Here are two quotes by Karl Marx on landlords:

> Landlords do not create value. They merely charge others to use natural resources (like land) that were already there

and

> Landlords, like all other men, love to reap where they never sowed

Plot twist: these are actually Adam Smith quotes. Karl Marx quoted the second in particular.

There is a contemporary economist and former wealth manager by the name of Henry Fudge who describes the housing markets in Western countries as a "rentier asset black hole" [1] and has written a paper called "The Housing Theory of Everything" [2]. The idea is fairly straightforward: capital moves to housing instead of and at the expense of productive output (eg factories) because of tax advantages, inelastic demand, artificial constraints on supply and it being a political goal to make sure that housing prices always go up.

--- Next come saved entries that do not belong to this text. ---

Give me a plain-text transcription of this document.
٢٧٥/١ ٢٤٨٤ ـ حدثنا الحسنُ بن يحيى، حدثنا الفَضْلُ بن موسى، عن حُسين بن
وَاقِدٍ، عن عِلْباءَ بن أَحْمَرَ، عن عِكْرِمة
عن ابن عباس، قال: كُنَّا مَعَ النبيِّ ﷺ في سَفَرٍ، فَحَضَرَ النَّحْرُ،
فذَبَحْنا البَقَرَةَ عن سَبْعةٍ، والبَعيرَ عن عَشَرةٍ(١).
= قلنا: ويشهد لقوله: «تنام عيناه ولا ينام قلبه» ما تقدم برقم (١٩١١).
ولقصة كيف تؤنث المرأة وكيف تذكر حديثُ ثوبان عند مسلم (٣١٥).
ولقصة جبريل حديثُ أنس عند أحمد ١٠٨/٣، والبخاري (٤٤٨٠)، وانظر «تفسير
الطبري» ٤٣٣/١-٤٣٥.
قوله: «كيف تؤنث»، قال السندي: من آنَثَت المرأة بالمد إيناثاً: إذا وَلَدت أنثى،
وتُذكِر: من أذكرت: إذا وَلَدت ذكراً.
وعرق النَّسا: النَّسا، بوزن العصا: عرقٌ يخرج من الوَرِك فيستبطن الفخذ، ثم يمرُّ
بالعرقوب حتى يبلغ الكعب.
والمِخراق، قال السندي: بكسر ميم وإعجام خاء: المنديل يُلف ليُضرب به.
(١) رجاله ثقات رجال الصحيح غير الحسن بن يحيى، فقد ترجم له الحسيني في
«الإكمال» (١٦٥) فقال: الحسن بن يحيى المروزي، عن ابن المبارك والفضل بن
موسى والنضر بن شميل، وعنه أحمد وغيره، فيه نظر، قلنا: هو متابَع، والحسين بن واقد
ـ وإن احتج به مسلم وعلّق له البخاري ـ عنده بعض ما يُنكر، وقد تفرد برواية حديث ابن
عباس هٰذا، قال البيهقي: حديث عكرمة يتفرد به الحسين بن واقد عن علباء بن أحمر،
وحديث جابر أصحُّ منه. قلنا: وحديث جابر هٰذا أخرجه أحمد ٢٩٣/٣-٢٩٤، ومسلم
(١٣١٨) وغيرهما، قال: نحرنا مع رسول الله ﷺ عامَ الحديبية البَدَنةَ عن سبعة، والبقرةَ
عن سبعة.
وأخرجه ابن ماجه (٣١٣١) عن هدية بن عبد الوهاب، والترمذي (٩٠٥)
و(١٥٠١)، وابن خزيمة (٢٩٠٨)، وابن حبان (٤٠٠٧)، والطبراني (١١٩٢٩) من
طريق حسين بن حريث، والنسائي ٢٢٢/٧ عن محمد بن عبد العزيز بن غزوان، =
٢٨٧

China had made this same mistake as well. Real estate was one of the few ways people could build wealth prior to Xi Jinping who came in and quietly popped a trillion dollar real estate bubble, famously saying in 2016 [3] "Houses are for living, not for speculation".

My personal view is that ever-increasing house prices are simply stealing from the next generation, a massive wealth transfer to the old and wealthy. It has so many negative effects on society too because it makes everything more expensive. It's an input to every cost (through commercial real estate, which either has to hafve a similar return to residential real estate or it gets replaced with such).

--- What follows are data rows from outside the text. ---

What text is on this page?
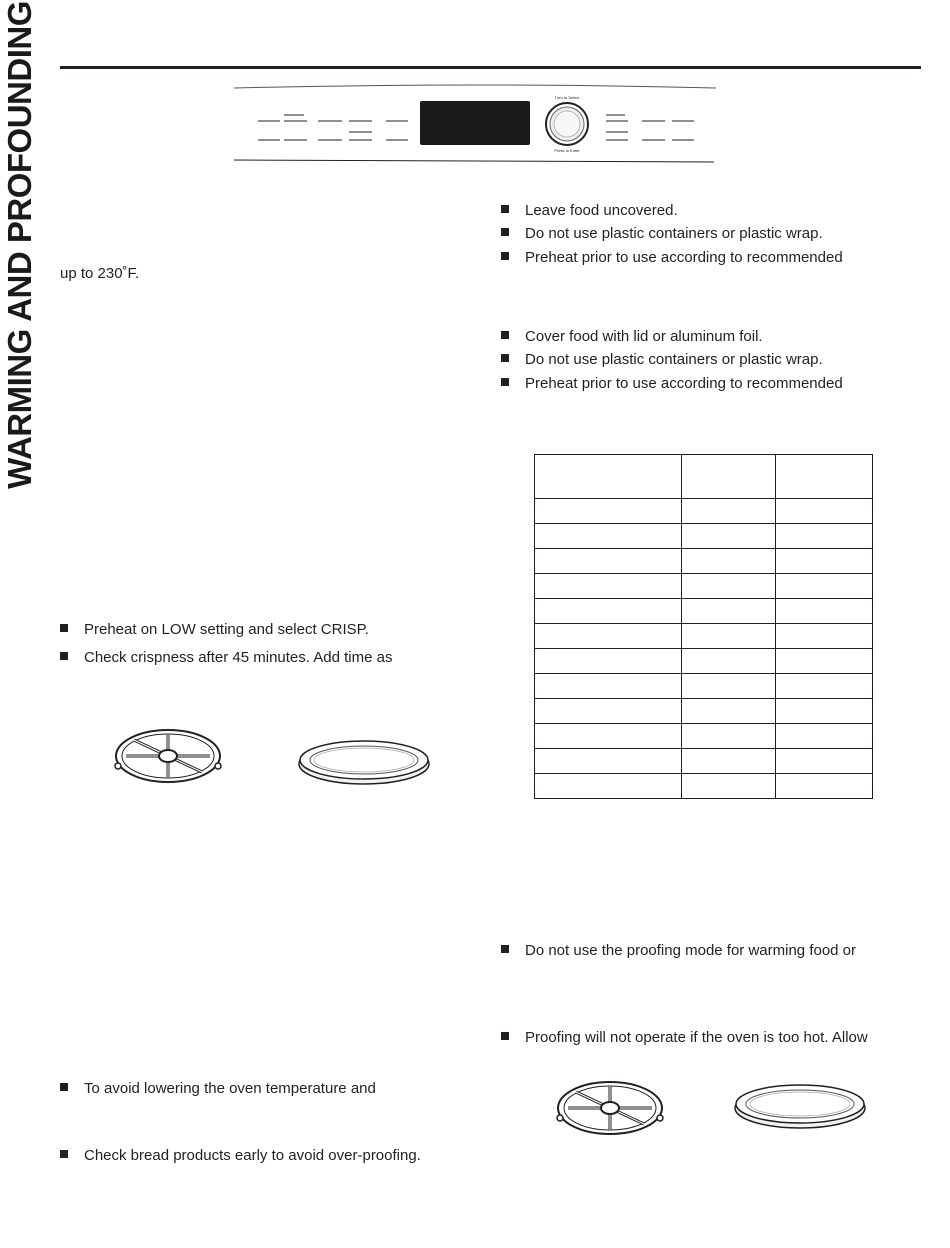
WARMING AND PROFOUNDING	Turn to Select
Press to Enter
up to 230˚F.
Preheat on LOW setting and select CRISP.
Check crispness after 45 minutes. Add time as
To avoid lowering the oven temperature and
Check bread products early to avoid over-proofing.
Leave food uncovered.
Do not use plastic containers or plastic wrap.
Preheat prior to use according to recommended
Cover food with lid or aluminum foil.
Do not use plastic containers or plastic wrap.
Preheat prior to use according to recommended

Do not use the proofing mode for warming food or
Proofing will not operate if the oven is too hot. Allow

I say all this because the WSJ is defending this generational theft by arguing that people are being "financially savvy" when people seek independence ultimately and this is simply a product of the affordability crisis and declining real wages. It's asinine.

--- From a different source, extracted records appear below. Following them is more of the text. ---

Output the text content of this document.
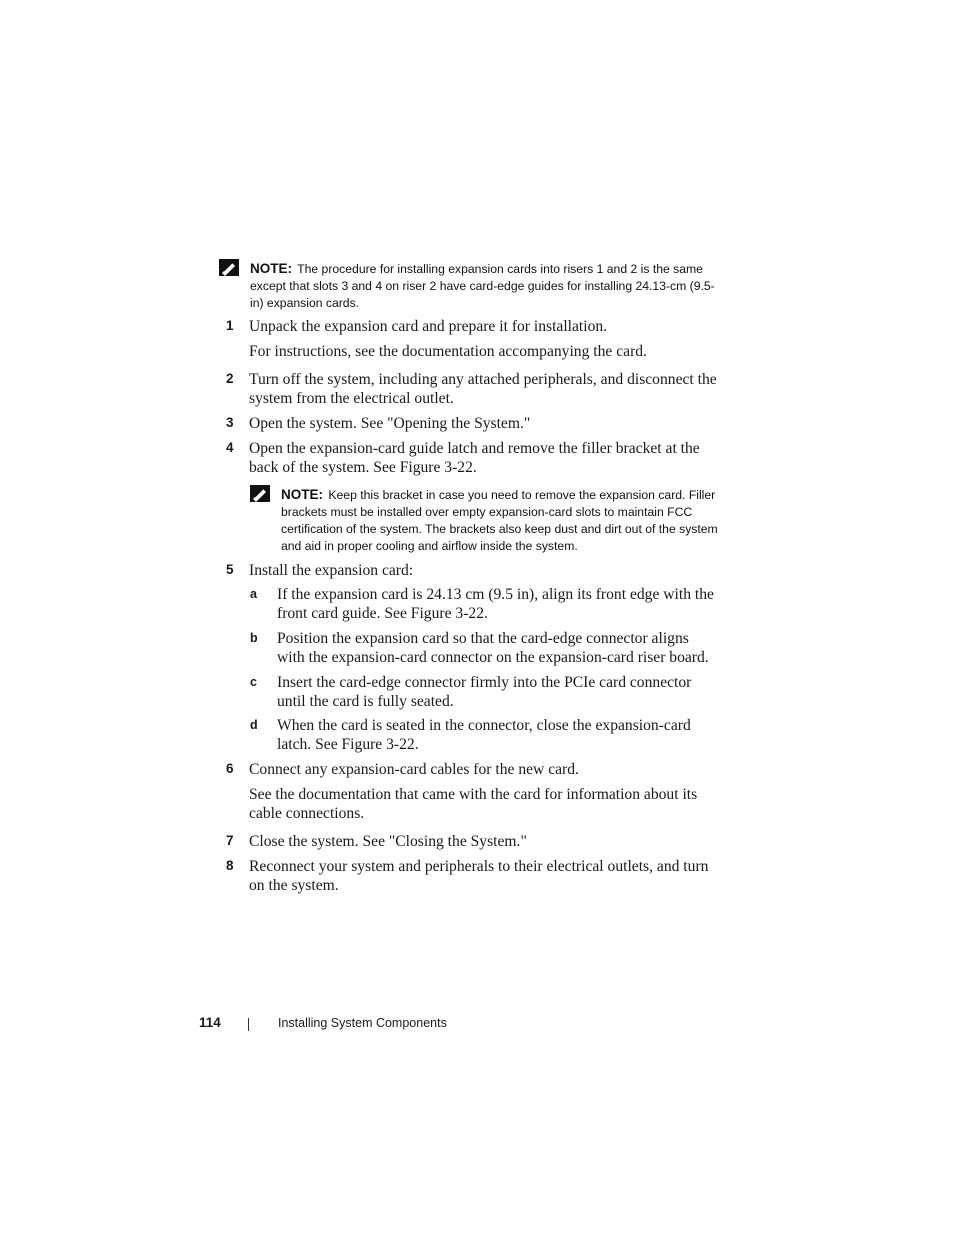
NOTE: The procedure for installing expansion cards into risers 1 and 2 is the same except that slots 3 and 4 on riser 2 have card-edge guides for installing 24.13-cm (9.5-in) expansion cards.
1 Unpack the expansion card and prepare it for installation.
For instructions, see the documentation accompanying the card.
2 Turn off the system, including any attached peripherals, and disconnect the system from the electrical outlet.
3 Open the system. See "Opening the System."
4 Open the expansion-card guide latch and remove the filler bracket at the back of the system. See Figure 3-22.
NOTE: Keep this bracket in case you need to remove the expansion card. Filler brackets must be installed over empty expansion-card slots to maintain FCC certification of the system. The brackets also keep dust and dirt out of the system and aid in proper cooling and airflow inside the system.
5 Install the expansion card:
a If the expansion card is 24.13 cm (9.5 in), align its front edge with the front card guide. See Figure 3-22.
b Position the expansion card so that the card-edge connector aligns with the expansion-card connector on the expansion-card riser board.
c Insert the card-edge connector firmly into the PCIe card connector until the card is fully seated.
d When the card is seated in the connector, close the expansion-card latch. See Figure 3-22.
6 Connect any expansion-card cables for the new card.
See the documentation that came with the card for information about its cable connections.
7 Close the system. See "Closing the System."
8 Reconnect your system and peripherals to their electrical outlets, and turn on the system.
114	Installing System Components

[1]: https://henryfudgeofficial.substack.com/p/the-rentier-asset-...

[2]: https://papers.ssrn.com/sol3/papers.cfm?abstract_id=6571818

[3]: https://en.wikipedia.org/wiki/Houses_are_for_living,_not_for...

thrance 11 hours ago | parent [-]

> I say all this because the WSJ is defending this generational theft by arguing that people are being "financially savvy" when people seek independence ultimately and this is simply a product of the affordability crisis and declining real wages. It's asinine.

Indeed. There's this common trope in modern journalim of pretending that these financial moves are pure results of personal choices and nothing else. So, tweens going back to their parents is them "being financially savvy". Americans spending more on groceries and rent rather than other goods and services is them "adopting new consumer preferences".

It's always chosen, never suffered. Once you start seeing it, you notice it everywhere.